Dimethylated by PRMT1 at Arg-260. The methylation may favor cytoplasmic localization. Demethylated by JMJD6 at Arg-260.

Palmitoylated (isoform 3). Not biotinylated (isoform 3).

Palmitoylated by ZDHHC7 and ZDHHC21. Palmitoylation is required for plasma membrane targeting and for rapid intracellular signaling via ERK and AKT kinases and cAMP generation, but not for signaling mediated by the nuclear hormone receptor.

Nucleus. Cytoplasm. Cell membrane>Peripheral membrane protein>Cytoplasmic side.
Note: A minor fraction is associated with the inner membrane.

Nucleus. Cytoplasm. Cell membrane>Peripheral membrane protein>Cytoplasmic side. Cell membrane>Single-pass type I membrane protein.
Note: Associated with the inner membrane via palmitoylation (Probable). At least a subset exists as a transmembrane protein with a N-terminal extracellular domain.

Nucleus.
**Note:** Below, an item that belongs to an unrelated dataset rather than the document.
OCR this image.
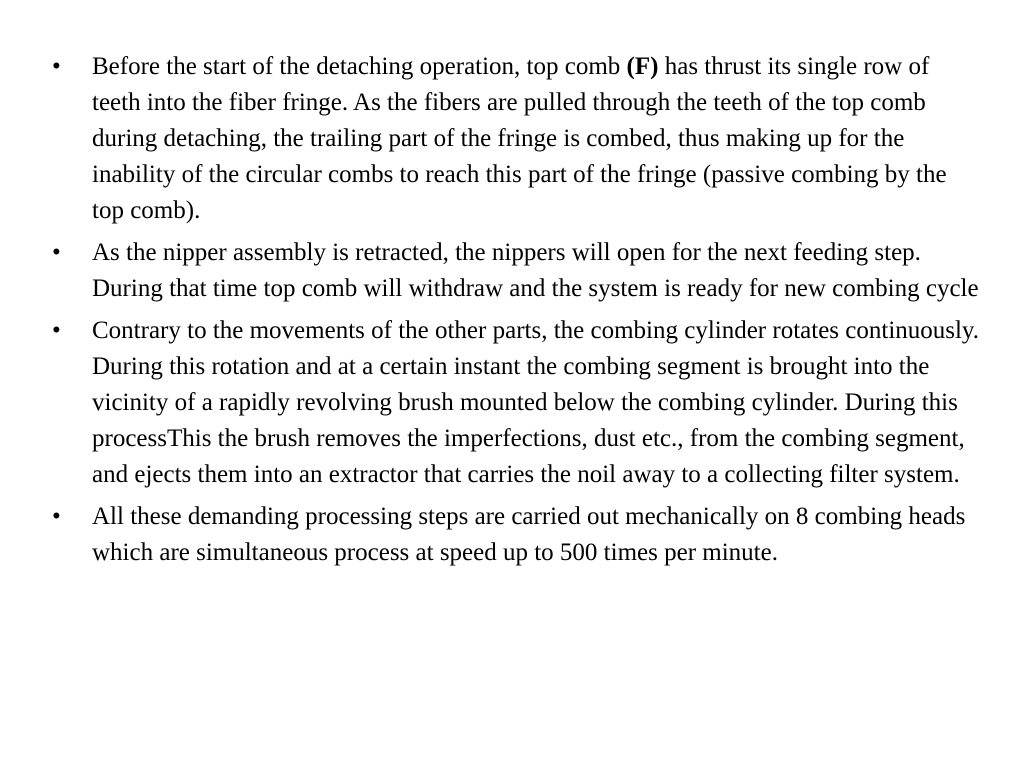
•	Before the start of the detaching operation, top comb (F) has thrust its single row of teeth into the fiber fringe. As the fibers are pulled through the teeth of the top comb during detaching, the trailing part of the fringe is combed, thus making up for the inability of the circular combs to reach this part of the fringe (passive combing by the top comb).
•	As the nipper assembly is retracted, the nippers will open for the next feeding step. During that time top comb will withdraw and the system is ready for new combing cycle
•	Contrary to the movements of the other parts, the combing cylinder rotates continuously. During this rotation and at a certain instant the combing segment is brought into the vicinity of a rapidly revolving brush mounted below the combing cylinder. During this processThis the brush removes the imperfections, dust etc., from the combing segment, and ejects them into an extractor that carries the noil away to a collecting filter system.
•	All these demanding processing steps are carried out mechanically on 8 combing heads which are simultaneous process at speed up to 500 times per minute.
Golgi apparatus. Cell membrane.
Note: Colocalizes with ZDHHC7 and ZDHHC21 in the Golgi apparatus where most probably palmitoylation occurs. Associated with the plasma membrane when palmitoylated.

Widely expressed. Isoform 3 is not expressed in the pituitary gland.
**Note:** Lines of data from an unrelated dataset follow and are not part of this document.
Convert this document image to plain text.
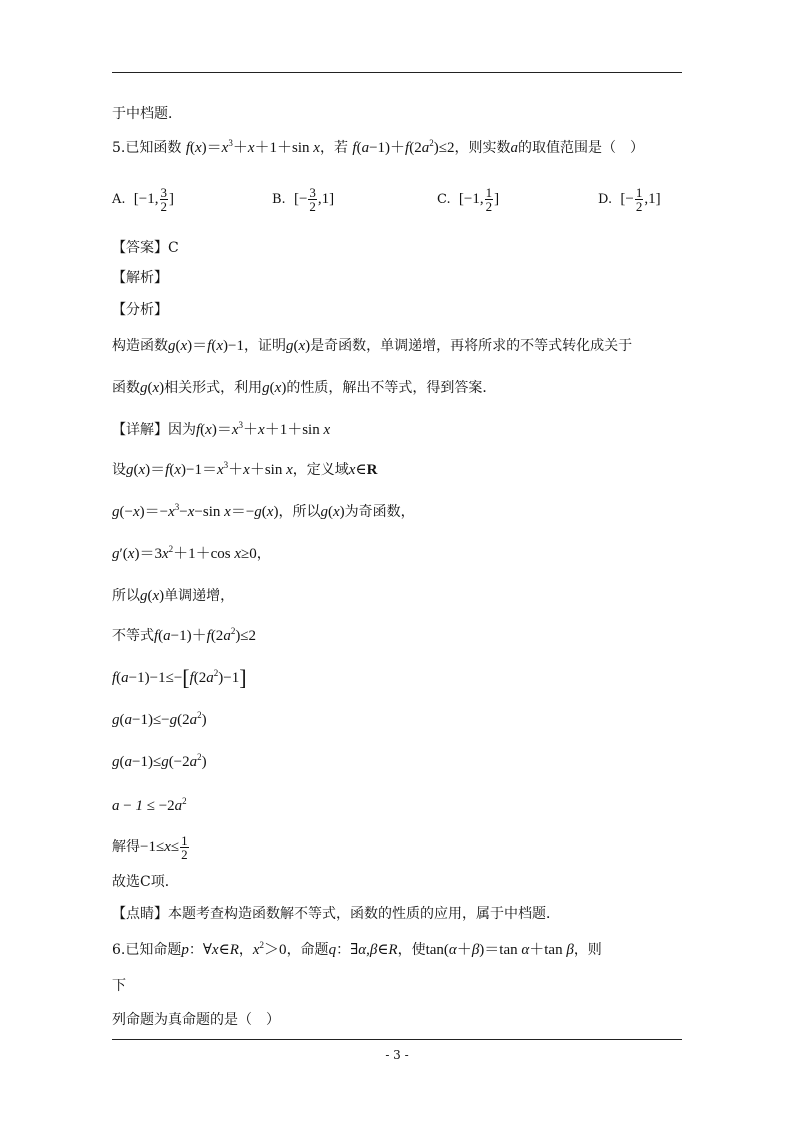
于中档题．
5.已知函数 $f(x)=x^3+x+1+\sin$ x，若 $f(a-1)+f(2a^2)\le 2$，则实数a的取值范围是（　）
A. [−1, $\frac{3}{2}$ ]	B. [− $\frac{3}{2} ,1$]	C. [−1, $\frac{1}{2}$ ]	D. [− $\frac{1}{2} ,1$]
【答案】C
【解析】
【分析】
构造函数g(x)＝f(x)−1，证明g(x)是奇函数，单调递增，再将所求的不等式转化成关于
函数g(x)相关形式，利用g(x)的性质，解出不等式，得到答案．
【详解】因为$f(x)=x^3+x+1+\sin$ x
设$g(x)=f(x)-1=x^3+x+\sin$ x，定义域x∈R
$g(-x)=-x^3-x-\sin$ x＝−g(x)，所以g(x)为奇函数，
$g'(x)=3x^2+1+\cos$ x≥0，
所以g(x)单调递增，
不等式$f(a-1)+f(2a^2)\le 2$
$f(a-1)-1\le-[f(2a^2)-1]$
$g(a-1)\le-g(2a^2)$
$g(a-1)\le g(-2a^2)$
$a - 1 \le -2a^2$
解得$-1\le x\le \frac{1}{2}$
故选C项．
【点睛】本题考查构造函数解不等式，函数的性质的应用，属于中档题．
6.已知命题p：∀x∈R，$x^2>0$，命题q：∃α,β∈R，使tan(α＋β)＝tan α＋tan β，则
下
列命题为真命题的是（　）
- 3 -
Composed of three domains: a modulating N-terminal domain, a DNA-binding domain and a C-terminal ligand-binding domain. The modulating domain, also known as A/B or AF-1 domain has a ligand-independent transactivation function. The C-terminus contains a ligand-dependent transactivation domain, also known as E/F or AF-2 domain which overlaps with the ligand binding domain. AF-1 and AF-2 activate transcription independently and synergistically and act in a promoter- and cell-specific manner. AF-1 seems to provide the major transactivation function in differentiated cells.

Belongs to the nuclear hormone receptor family. NR3 subfamily.